Luke Kenneth Casson Leighton
lkcl at lkcl.net
Mon Apr 22 22:08:34 BST 2019
i found another piece of code that could be removed... :)
@@ -95,7 +96,7 @@ class LFSR(LFSRPolynomial):
# if enabled, shift-and-feedback
# shift up lower bits by Cat'ing in a new bit zero (feedback)
- newstate = Cat(feedback, self.state[0:self.max_exponent - 1])
+ newstate = Cat(feedback, self.state[:-1])
m.d.sync += self.state.eq(newstate)
this one: instead of having to keep a variable around, where you
measure to the end of the object: well... the object knows its length
*already*.... so just measure from the end with a negative number.

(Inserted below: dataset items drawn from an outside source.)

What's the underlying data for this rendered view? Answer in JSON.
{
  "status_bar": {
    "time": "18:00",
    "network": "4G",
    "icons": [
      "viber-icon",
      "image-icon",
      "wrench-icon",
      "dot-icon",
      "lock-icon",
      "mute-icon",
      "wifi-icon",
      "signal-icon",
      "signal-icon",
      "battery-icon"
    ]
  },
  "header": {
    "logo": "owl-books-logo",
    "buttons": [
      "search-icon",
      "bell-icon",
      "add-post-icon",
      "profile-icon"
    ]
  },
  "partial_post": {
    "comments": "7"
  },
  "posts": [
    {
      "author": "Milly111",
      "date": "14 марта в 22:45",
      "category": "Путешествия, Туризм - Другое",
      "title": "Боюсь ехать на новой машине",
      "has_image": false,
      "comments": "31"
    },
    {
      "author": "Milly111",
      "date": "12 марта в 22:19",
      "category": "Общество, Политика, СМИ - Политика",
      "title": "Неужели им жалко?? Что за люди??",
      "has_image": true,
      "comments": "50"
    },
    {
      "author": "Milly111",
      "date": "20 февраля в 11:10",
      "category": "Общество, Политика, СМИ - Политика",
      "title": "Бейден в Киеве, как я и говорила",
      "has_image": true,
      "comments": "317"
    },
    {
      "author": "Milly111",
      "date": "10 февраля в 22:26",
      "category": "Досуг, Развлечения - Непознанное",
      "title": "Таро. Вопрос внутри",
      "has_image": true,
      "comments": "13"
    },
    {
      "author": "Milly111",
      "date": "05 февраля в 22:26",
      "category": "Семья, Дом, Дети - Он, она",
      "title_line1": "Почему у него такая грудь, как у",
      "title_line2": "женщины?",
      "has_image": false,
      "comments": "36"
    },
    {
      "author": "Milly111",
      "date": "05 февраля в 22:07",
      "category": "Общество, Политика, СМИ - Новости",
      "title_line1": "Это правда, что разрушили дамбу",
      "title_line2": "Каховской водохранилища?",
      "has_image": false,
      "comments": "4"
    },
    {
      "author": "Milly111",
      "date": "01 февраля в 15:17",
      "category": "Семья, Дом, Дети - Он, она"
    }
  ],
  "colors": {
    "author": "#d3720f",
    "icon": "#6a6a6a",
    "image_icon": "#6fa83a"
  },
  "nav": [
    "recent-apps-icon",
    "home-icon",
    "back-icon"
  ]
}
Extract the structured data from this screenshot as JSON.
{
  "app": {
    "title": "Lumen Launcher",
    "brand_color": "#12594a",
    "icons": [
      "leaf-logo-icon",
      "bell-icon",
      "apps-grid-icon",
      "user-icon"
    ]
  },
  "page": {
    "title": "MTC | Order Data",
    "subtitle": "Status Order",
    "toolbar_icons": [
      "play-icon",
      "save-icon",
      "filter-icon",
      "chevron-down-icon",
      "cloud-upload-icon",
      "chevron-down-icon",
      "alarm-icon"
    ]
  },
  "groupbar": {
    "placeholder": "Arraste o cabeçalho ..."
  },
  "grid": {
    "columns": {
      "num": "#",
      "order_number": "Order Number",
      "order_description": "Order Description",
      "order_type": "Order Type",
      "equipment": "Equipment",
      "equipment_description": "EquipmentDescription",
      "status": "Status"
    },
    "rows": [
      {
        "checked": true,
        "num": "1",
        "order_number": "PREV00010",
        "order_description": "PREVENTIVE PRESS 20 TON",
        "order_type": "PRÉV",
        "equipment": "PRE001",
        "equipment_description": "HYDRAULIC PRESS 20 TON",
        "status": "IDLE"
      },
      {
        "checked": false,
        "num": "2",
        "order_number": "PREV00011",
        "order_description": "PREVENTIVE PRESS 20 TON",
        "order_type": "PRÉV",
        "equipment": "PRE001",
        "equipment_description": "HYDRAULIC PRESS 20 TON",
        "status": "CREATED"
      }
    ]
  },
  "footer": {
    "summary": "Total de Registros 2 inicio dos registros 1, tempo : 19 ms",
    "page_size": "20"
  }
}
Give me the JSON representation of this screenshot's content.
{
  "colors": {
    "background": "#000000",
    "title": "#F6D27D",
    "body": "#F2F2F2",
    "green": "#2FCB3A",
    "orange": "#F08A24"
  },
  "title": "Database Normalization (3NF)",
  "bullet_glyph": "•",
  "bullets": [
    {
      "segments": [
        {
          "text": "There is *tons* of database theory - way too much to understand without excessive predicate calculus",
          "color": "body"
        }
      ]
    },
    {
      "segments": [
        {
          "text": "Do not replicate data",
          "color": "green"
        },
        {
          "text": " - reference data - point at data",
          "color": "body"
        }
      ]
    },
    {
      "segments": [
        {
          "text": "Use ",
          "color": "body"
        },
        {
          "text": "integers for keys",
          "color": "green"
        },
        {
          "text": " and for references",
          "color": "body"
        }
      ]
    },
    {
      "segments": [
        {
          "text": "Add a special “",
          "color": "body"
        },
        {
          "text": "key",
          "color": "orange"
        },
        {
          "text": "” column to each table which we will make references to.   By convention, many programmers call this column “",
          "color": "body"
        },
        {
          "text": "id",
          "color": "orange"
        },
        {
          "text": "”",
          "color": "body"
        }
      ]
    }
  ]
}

yes, slices from the *first* parameter as a negative number also work:
range(5)[-3:-1] is [2,3], where the original list was [0,1,2,3,4]
so... count *backwards* to the 3rd *from the right* for the start
and the end-of-slice is also negative, so count *backwards* from the
end to find the end as well.
this confused the crap out of me when i first saw it, that both start
*and* end could be positive *or* negative, independently. oh - and
the step (slice actually takes up to 3 arguments) can be non-zero
positive or negative as well :)
btw i also removed the width parameter, after making LFSR inherit from
LFSRPolynomial (removing more code including doing for e in self
rather than for e in self.polynomial), as it became basically an
assignment of a variable to a variable (yes, one of them's a
so i gave a hint in the docstring about that, so that people don't go
"moo? what's the width of self.state? why is it based on
yes, of course, making such a dramatic API change - *removal* of
properties - would be extremely dangerous, and in a type-safe language
would cause an entire application to fail to build.
python's rule: *run the damn test suite before committing*!
no test suite: write one!
we really need to tidy up the unit tests and add a Makefile to each
project. enough code to start initiating that, now, really.